- West Indies / Australia
- Dates: 25 June – 28 July 2025
- Captains: Roston Chase (Tests) Shai Hope (T20Is) / Pat Cummins (Tests) Mitchell Marsh (T20Is)

Test series
- Result: Australia won the 3-match series 3–0
- Most runs: Brandon King (129) / Travis Head (224)
- Most wickets: Shamar Joseph (22) / Mitchell Starc (15)
- Player of the series: Mitchell Starc (Aus)

Twenty20 International series
- Results: Australia won the 5-match series 5–0
- Most runs: Shai Hope (185) / Cameron Green (205)
- Most wickets: Jason Holder (7) / Ben Dwarshuis (8) Adam Zampa (8)
- Player of the series: Cameron Green (Aus)

= Australian cricket team in the West Indies in 2025 =

International cricket tour

The Australian cricket team toured the West Indies in June and July 2025 to play the West Indies cricket team. The tour consisted of three Test and five Twenty20 International (T20I) matches.. The Test series formed part of the 2025–2027 ICC World Test Championship.

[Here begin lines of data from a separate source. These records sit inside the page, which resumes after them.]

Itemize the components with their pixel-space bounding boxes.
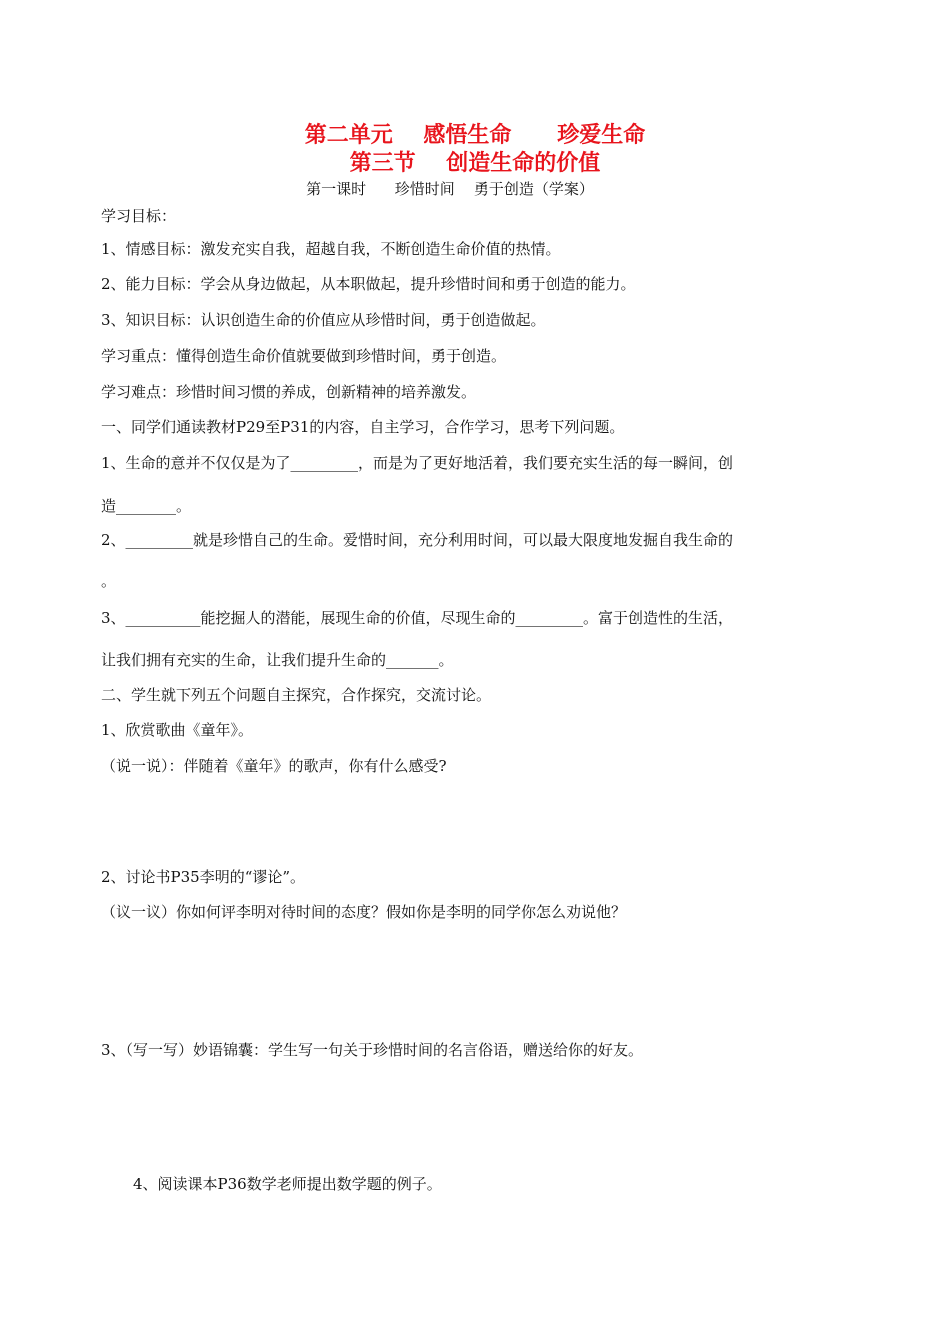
- difficulty: 学习难点：珍惜时间习惯的养成，创新精神的培养激发。: [101, 383, 477, 401]
- question-1-line-1: 1、生命的意并不仅仅是为了_________，而是为了更好地活着，我们要充实生活的每一瞬间，创: [101, 454, 734, 472]
- question-1-line-2: 造________。: [101, 497, 192, 515]
- goal-ability: 2、能力目标：学会从身边做起，从本职做起，提升珍惜时间和勇于创造的能力。: [101, 275, 636, 293]
- part1-heading: 一、同学们通读教材P29至P31的内容，自主学习，合作学习，思考下列问题。: [101, 418, 625, 436]
- question-2-line-1: 2、_________就是珍惜自己的生命。爱惜时间，充分利用时间，可以最大限度地发掘自我生命的: [101, 531, 734, 549]
- key-point: 学习重点：懂得创造生命价值就要做到珍惜时间，勇于创造。: [101, 347, 507, 365]
- question-3-line-2: 让我们拥有充实的生命，让我们提升生命的_______。: [101, 651, 454, 669]
- goal-emotion: 1、情感目标：激发充实自我，超越自我，不断创造生命价值的热情。: [101, 240, 561, 258]
- item-2-prompt: （议一议）你如何评李明对待时间的态度？假如你是李明的同学你怎么劝说他？: [101, 903, 627, 921]
- part2-heading: 二、学生就下列五个问题自主探究，合作探究，交流讨论。: [101, 686, 492, 704]
- goal-knowledge: 3、知识目标：认识创造生命的价值应从珍惜时间，勇于创造做起。: [101, 311, 546, 329]
- goals-heading: 学习目标：: [101, 207, 177, 225]
- item-1-prompt: （说一说）：伴随着《童年》的歌声，你有什么感受?: [101, 757, 447, 775]
- section-title: 第三节 创造生命的价值: [349, 151, 601, 176]
- question-3-line-1: 3、__________能挖掘人的潜能，展现生命的价值，尽现生命的_________。富于创造性的生活，: [101, 609, 734, 627]
- question-2-line-2: 。: [101, 572, 117, 590]
- unit-title: 第二单元 感悟生命 珍爱生命: [304, 123, 646, 148]
- item-3: 3、（写一写）妙语锦囊：学生写一句关于珍惜时间的名言俗语，赠送给你的好友。: [101, 1041, 644, 1059]
- lesson-subtitle: 第一课时 珍惜时间 勇于创造（学案）: [306, 180, 594, 198]
- item-1: 1、欣赏歌曲《童年》。: [101, 721, 254, 739]
- item-2: 2、讨论书P35李明的“谬论”。: [101, 868, 306, 886]
- item-4: 4、阅读课本P36数学老师提出数学题的例子。: [133, 1175, 442, 1193]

In February 2025, the Cricket West Indies (CWI) confirmed the fixtures for the tour, as a part of the 2025 home international season. Australia also never lost a game in this tour.

In March 2025, Cricket West Indies decided that the third Test of the series would be played as day-night Test at Sabina Park.

Australia registered their first-ever T20I series win in the West Indies.

==Squads==

| West Indies |  | Australia |  |
|---|---|---|---|
| Tests | T20Is | Tests | T20Is |
| Roston Chase (c); Jomel Warrican (vc); Kevlon Anderson; Kraigg Brathwaite; John Campbell; Keacy Carty; Justin Greaves; Shai Hope (wk); Tevin Imlach (wk); Alzarri Joseph; Shamar Joseph; Brandon King; Johann Layne; Mikyle Louis; Anderson Phillip; Jayden Seales; | Shai Hope (c, wk); Jewel Andrew; Jediah Blades; Keacy Carty; Roston Chase; Matthew Forde; Shimron Hetmyer; Jason Holder; Akeal Hosein; Alzarri Joseph; Brandon King; Evin Lewis; Gudakesh Motie; Rovman Powell; Andre Russell; Sherfane Rutherford; Romario Shepherd; | Pat Cummins (c); Steve Smith (vc); Sean Abbott; Scott Boland; Alex Carey (wk); Cameron Green; Josh Hazlewood; Travis Head; Josh Inglis (wk); Usman Khawaja; Sam Konstas; Matthew Kuhnemann; Marnus Labuschagne; Nathan Lyon; Mitchell Starc; Beau Webster; | Mitchell Marsh (c); Sean Abbott; Xavier Bartlett; Cooper Connolly; Tim David; Ben Dwarshuis; Nathan Ellis; Jake Fraser-McGurk; Cameron Green; Aaron Hardie; Josh Hazlewood; Josh Inglis (wk); Spencer Johnson; Matthew Kuhnemann; Glenn Maxwell; Mitchell Owen; Matthew Short; Adam Zampa; |

Australia ruled Steve Smith out of the first Test due to a finger injury he got while dropping a catch in the 2025 World Test Championship final. Australia also named Brendan Doggett as a travelling reserve for the Test series. On 15 June, Doggett was ruled out of the Test series due to a hip injury, with Sean Abbott named as his replacement. On June 20th, it was confirmed that Marnus Labuschagne had been left out of the squad for the first Test against the West Indies, while Steven Smith had been sidelined due to injury. Sam Konstas and Josh Inglis were named as their replacements. On 12 July, Spencer Johnson and Josh Hazlewood were withdrawals from the T20I squad, with Xavier Bartlett and Jake Fraser-McGurk named as their replacements. On 20 July, Matthew Short was ruled out of the T20I series due to a side strain.

On 28 July, Evin Lewis was ruled out of the fifth T20I due to injury, Keacy Carty named as his replacement.